Drilling in the Bakou zone intersected several high-grade zones downdip from the boundary of known mineralization, including hole 46 that returned 24 metres of 3.11 grams gold from 159 metres depth and hole 47 that hit 21 metres grading 2.29 grams gold from 107 metres depth.

At the Gambo zones the better results included 9 metres of 3.22 grams gold from 36 metres depth in hole GRC911 and several mineralized intervals in hole G2D052, including 9 metres grading 2.45 grams gold from 115 metres downhole. At Tiba hole TID058 returned 29.5 metres grading 3.31 grams gold from 14 metres depth followed by 11 metres grading 2.42 grams gold from 46.5 metres depth.

All zones remain open at depth.

Sega currently hosts 7.15 million indicated tonnes grading 1.94 grams gold and 1.32 inferred tonnes grading 1.5 grams gold. A technical scoping study recommended a heap leach operation with a throughput of 3,000 tonnes per day. An initial capital cost estimate came in at US$12.7 million.

As though gold exploration wasn’t keeping the company busy enough, in early February Orezone announced that it has joined forces with North Atlantic Resources (NAC-T) to form a new uranium exploration company focused in on Niger.

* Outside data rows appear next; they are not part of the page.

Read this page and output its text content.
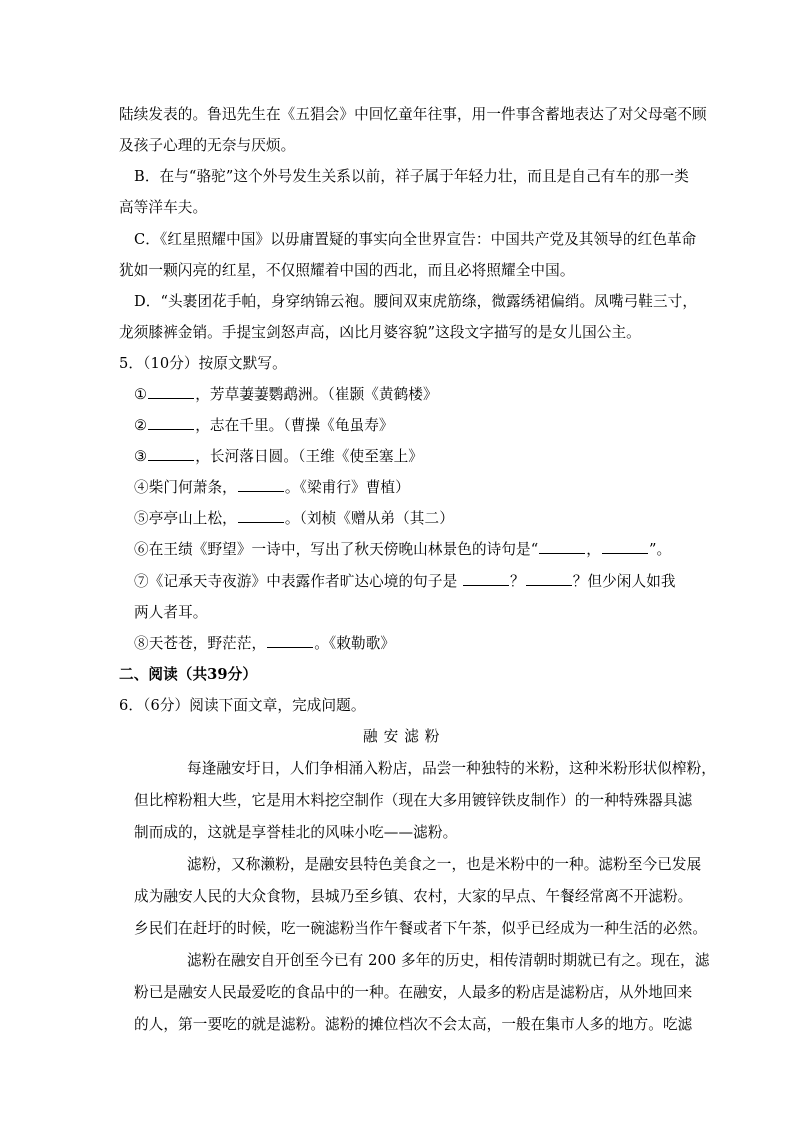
陆续发表的。鲁迅先生在《五猖会》中回忆童年往事，用一件事含蓄地表达了对父母毫不顾
及孩子心理的无奈与厌烦。
B．在与“骆驼”这个外号发生关系以前，祥子属于年轻力壮，而且是自己有车的那一类
高等洋车夫。
C．《红星照耀中国》以毋庸置疑的事实向全世界宣告：中国共产党及其领导的红色革命
犹如一颗闪亮的红星，不仅照耀着中国的西北，而且必将照耀全中国。
D．“头裹团花手帕，身穿纳锦云袍。腰间双束虎筋绦，微露绣裙偏绡。凤嘴弓鞋三寸，
龙须膝裤金销。手提宝剑怒声高，凶比月婆容貌”这段文字描写的是女儿国公主。
5．（10分）按原文默写。
①	，芳草萋萋鹦鹉洲。（崔颢《黄鹤楼》
②	，志在千里。（曹操《龟虽寿》
③	，长河落日圆。（王维《使至塞上》
④柴门何萧条，	。《梁甫行》曹植）
⑤亭亭山上松，	。（刘桢《赠从弟（其二）
⑥在王绩《野望》一诗中，写出了秋天傍晚山林景色的诗句是“	，	”。
⑦《记承天寺夜游》中表露作者旷达心境的句子是	？	？但少闲人如我
两人者耳。
⑧天苍苍，野茫茫，	。《敕勒歌》
二、阅读（共39分）
6．（6分）阅读下面文章，完成问题。
融安滤粉
每逢融安圩日，人们争相涌入粉店，品尝一种独特的米粉，这种米粉形状似榨粉，
但比榨粉粗大些，它是用木料挖空制作（现在大多用镀锌铁皮制作）的一种特殊器具滤
制而成的，这就是享誉桂北的风味小吃——滤粉。
滤粉，又称濑粉，是融安县特色美食之一，也是米粉中的一种。滤粉至今已发展
成为融安人民的大众食物，县城乃至乡镇、农村，大家的早点、午餐经常离不开滤粉。
乡民们在赶圩的时候，吃一碗滤粉当作午餐或者下午茶，似乎已经成为一种生活的必然。
滤粉在融安自开创至今已有 200 多年的历史，相传清朝时期就已有之。现在，滤
粉已是融安人民最爱吃的食品中的一种。在融安，人最多的粉店是滤粉店，从外地回来
的人，第一要吃的就是滤粉。滤粉的摊位档次不会太高，一般在集市人多的地方。吃滤
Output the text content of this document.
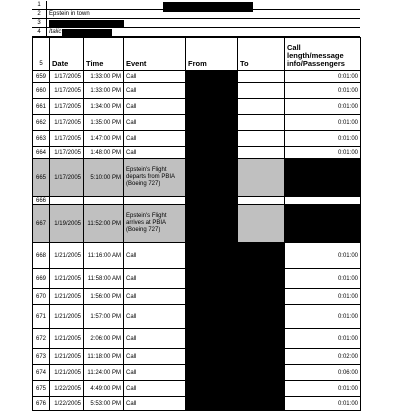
1
2	Epstein in town
3
4	Italic
5	Date	Time	Event	From	To	Call length/message info/Passengers
659	1/17/2005	1:33:00 PM	Call			0:01:00
660	1/17/2005	1:33:00 PM	Call			0:01:00
661	1/17/2005	1:34:00 PM	Call			0:01:00
662	1/17/2005	1:35:00 PM	Call			0:01:00
663	1/17/2005	1:47:00 PM	Call			0:01:00
664	1/17/2005	1:48:00 PM	Call			0:01:00
665	1/17/2005	5:10:00 PM	Epstein's Flight departs from PBIA (Boeing 727)			
666						
667	1/19/2005	11:52:00 PM	Epstein's Flight arrives at PBIA (Boeing 727)			
668	1/21/2005	11:16:00 AM	Call			0:01:00
669	1/21/2005	11:58:00 AM	Call			0:01:00
670	1/21/2005	1:56:00 PM	Call			0:01:00
671	1/21/2005	1:57:00 PM	Call			0:01:00
672	1/21/2005	2:06:00 PM	Call			0:01:00
673	1/21/2005	11:18:00 PM	Call			0:02:00
674	1/21/2005	11:24:00 PM	Call			0:06:00
675	1/22/2005	4:49:00 PM	Call			0:01:00
676	1/22/2005	5:53:00 PM	Call			0:01:00
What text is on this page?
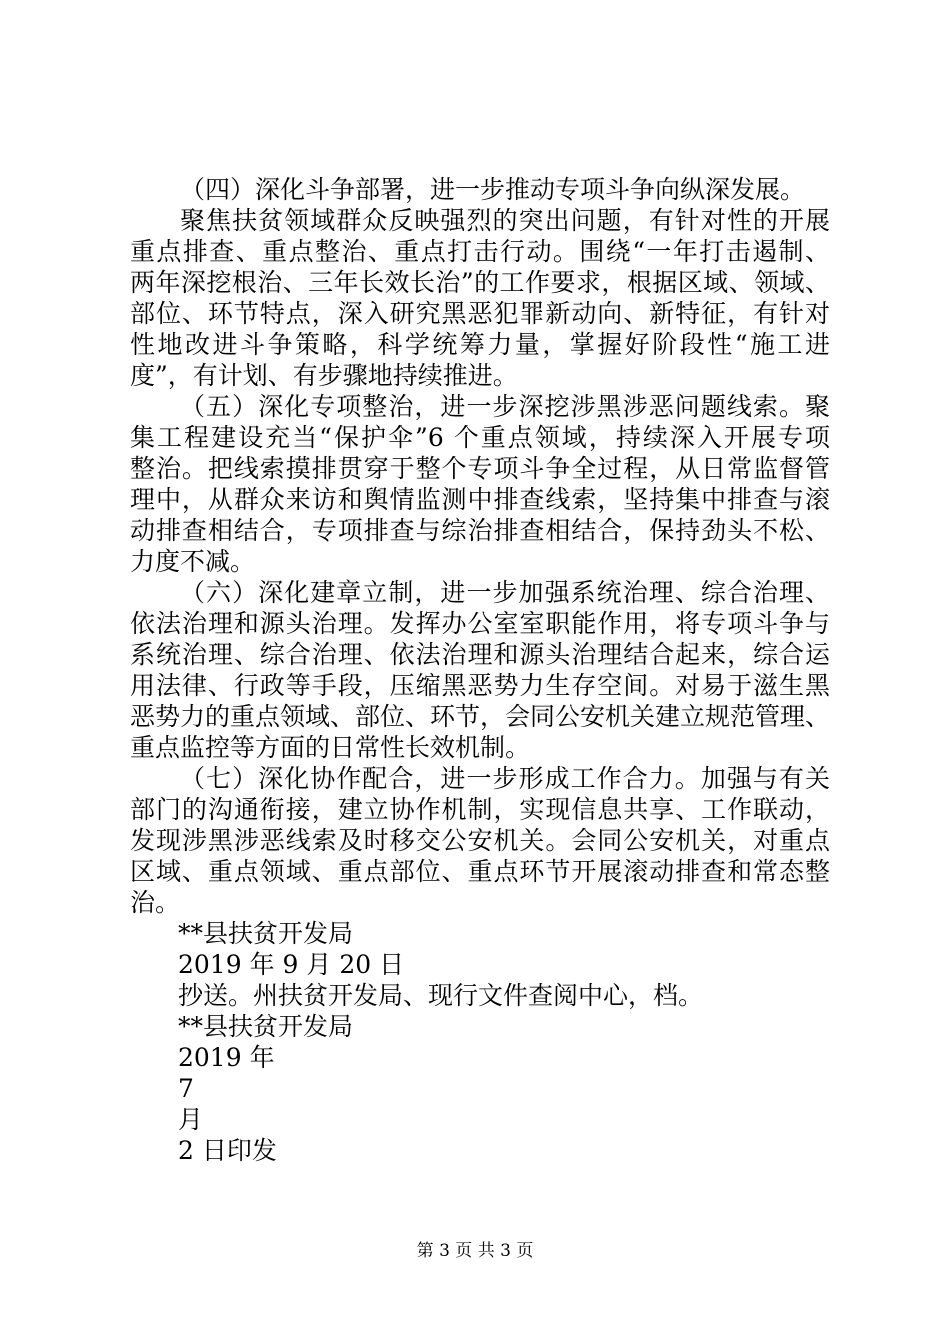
（四）深化斗争部署，进一步推动专项斗争向纵深发展。
聚焦扶贫领域群众反映强烈的突出问题，有针对性的开展
重点排查、重点整治、重点打击行动。围绕“一年打击遏制、
两年深挖根治、三年长效长治”的工作要求，根据区域、领域、
部位、环节特点，深入研究黑恶犯罪新动向、新特征，有针对
性地改进斗争策略，科学统筹力量，掌握好阶段性“施工进
度”，有计划、有步骤地持续推进。
（五）深化专项整治，进一步深挖涉黑涉恶问题线索。聚
集工程建设充当“保护伞”6 个重点领域，持续深入开展专项
整治。把线索摸排贯穿于整个专项斗争全过程，从日常监督管
理中，从群众来访和舆情监测中排查线索，坚持集中排查与滚
动排查相结合，专项排查与综治排查相结合，保持劲头不松、
力度不减。
（六）深化建章立制，进一步加强系统治理、综合治理、
依法治理和源头治理。发挥办公室室职能作用，将专项斗争与
系统治理、综合治理、依法治理和源头治理结合起来，综合运
用法律、行政等手段，压缩黑恶势力生存空间。对易于滋生黑
恶势力的重点领域、部位、环节，会同公安机关建立规范管理、
重点监控等方面的日常性长效机制。
（七）深化协作配合，进一步形成工作合力。加强与有关
部门的沟通衔接，建立协作机制，实现信息共享、工作联动，
发现涉黑涉恶线索及时移交公安机关。会同公安机关，对重点
区域、重点领域、重点部位、重点环节开展滚动排查和常态整
治。
**县扶贫开发局
2019 年 9 月 20 日
抄送。州扶贫开发局、现行文件查阅中心，档。
**县扶贫开发局
2019 年
7
月
2 日印发
第 3 页 共 3 页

The new entity, named Brighton Energy, will take on Orezone’s wholly-owned subsidiary Niger Resources, which hold two permits near to Areva’s exploration permits and operational uranium mines. North Atlantic will transfer to Brighton its wholly-owned subsidiary Selier Energy Niger, which holds three permits in the same area. All together the new company will control 4,000 sq. km in the centre of Niger’s uranium production region.

Orezone fell slightly on news of the Bondi resource estimate, closing down 9 at $1.56. The company has a 52-week trading range of $1.10 to $2.29 and has 356 million shares issued.